Medicaid’s looming Supreme Court battle
By Sarah Kliff,
The Supreme Court will open its 2011-2012 term on Monday Photo by Bill Jonscher PHOTO BY BILL JONSCHER
Earlier this week, I spoke with Lloyd Bookman, an attorney who has carried the case with his firm, Hooper Lundy and Bookman, for the past three years. We discussed the key questions of the case, what he’ll be watching for Monday and the possible implications of the Court’s final decision. What follows is a transcript of our interview, lightly edited for length and clarity.
Sarah Kliff: Explain what’s at stake in this case. What is the Supreme Court going to be deciding on?
Lloyd Bookman: The main conflict before the Supreme Court is whether there’s a private right of action, by a beneficiary of a state Medicaid program, or a health care provider, to challenge state Medicaid rates being set so low that they violate the federal mandate [which requires Medicaid to provide payments “sufficient to enlist enough providers”]. That’s the basic issue that’s going to be decided here.
SK: When you’re in the courtroom on Monday, what kind of questions are you hoping the Supreme Court justices will ask? What should we look for to get a sense of their thinking?
LB: What I would hope to hear are questions directed at the notion this case is a constitutional case and not reliant on Congressional statute. If the Court focuses on whether we have a private right of action, directly under the Supremacy Clause [which says federal laws preempt state ones], we should come out well. It would be unprecedented to say private litigants can’t rely on the provisions of the United States constitution to pursue their litigation.

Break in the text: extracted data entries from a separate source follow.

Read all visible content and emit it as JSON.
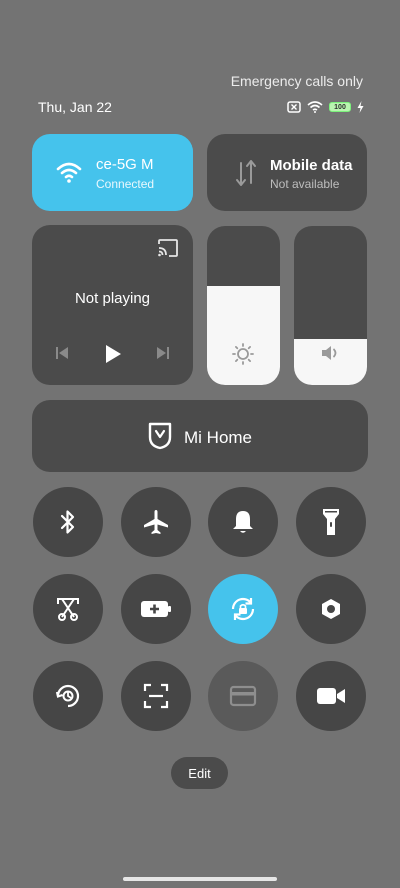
{
  "status_bar": {
    "emergency_text": "Emergency calls only",
    "date": "Thu, Jan 22",
    "battery_level": "100"
  },
  "tiles": {
    "wifi": {
      "name": "ce-5G  M",
      "status": "Connected",
      "active": true,
      "color": "#45c3ec"
    },
    "mobile_data": {
      "title": "Mobile data",
      "status": "Not available"
    },
    "media": {
      "title": "Not playing"
    },
    "brightness": {
      "level": 0.62
    },
    "volume": {
      "level": 0.29
    },
    "mi_home": {
      "label": "Mi Home"
    }
  },
  "toggles": [
    {
      "name": "bluetooth-icon",
      "on": false
    },
    {
      "name": "airplane-icon",
      "on": false
    },
    {
      "name": "bell-icon",
      "on": false
    },
    {
      "name": "flashlight-icon",
      "on": false
    },
    {
      "name": "screenshot-icon",
      "on": false
    },
    {
      "name": "battery-saver-icon",
      "on": false
    },
    {
      "name": "rotation-lock-icon",
      "on": true
    },
    {
      "name": "hexagon-icon",
      "on": false
    },
    {
      "name": "reading-mode-icon",
      "on": false
    },
    {
      "name": "scanner-icon",
      "on": false
    },
    {
      "name": "card-icon",
      "on": false
    },
    {
      "name": "video-camera-icon",
      "on": false
    }
  ],
  "edit_label": "Edit",
  "colors": {
    "background": "#737373",
    "tile": "#4b4b4b",
    "accent": "#45c3ec"
  }
}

If we start hearing questions about what did Congress intend, did Congres intend a right of action [in the legislation creating Medicaid], that indicates they’re thinking that Congress can narrow the scope of remedy and narrow the ability of private litigants to get into court. We could hear those questions, but I’d prefer not to.
SK: One interesting thing about this case is that it’s split Democrats. Some Congressional Democrats have written an amicus brief in support of your case, while the Obama administration has supported California’s right to make the rate cut without challenge. Are you worried to go into the courtroom with the White House supporting the other side?
LB: We found that decision by the White House, besides very disheartening, also very curious. Health and Human Services hasn’t signed onto the solicitor general’s brief, which is unusual. It indicates to us that there’s some disagreement within the administration about what the outcome should be. We did do some research though, looking at previous cases that have been supported our opposed by the solicitor general, and it frankly it doesn’t seem to matter. Although we’d obviously prefer to have them on our side, we’re not thinking it will affect the material outcome.
SK: What’s at stake here? What changes if the Supreme Court says that Medicaid providers don’t have a right to challenge rate cuts?
LB: If this case is decided adversely to our clients, it could have very significant implications for the Medicaid program and health reform. Medicaid is one of the largest budget items and, since it’s hard to cut benefits, it’s easier, politically, to cut provider rates. Fear of litigation is one of the only things holding states back from making rate cuts right now. Absent that, we think we’d see a lot more. Medicaid beneficiaries won’t be able to get access to services, hospitals could go out of business. I’m really fearful an adverse decision can cause a domino effect that could lead to a really compromised Medicaid program.
SK: In the larger context of all the things that could impact Medicaid, how much does this case matter?
LB: At our firm, our clients are primarily health care-focused. And for them, I can’t imagine a more important case.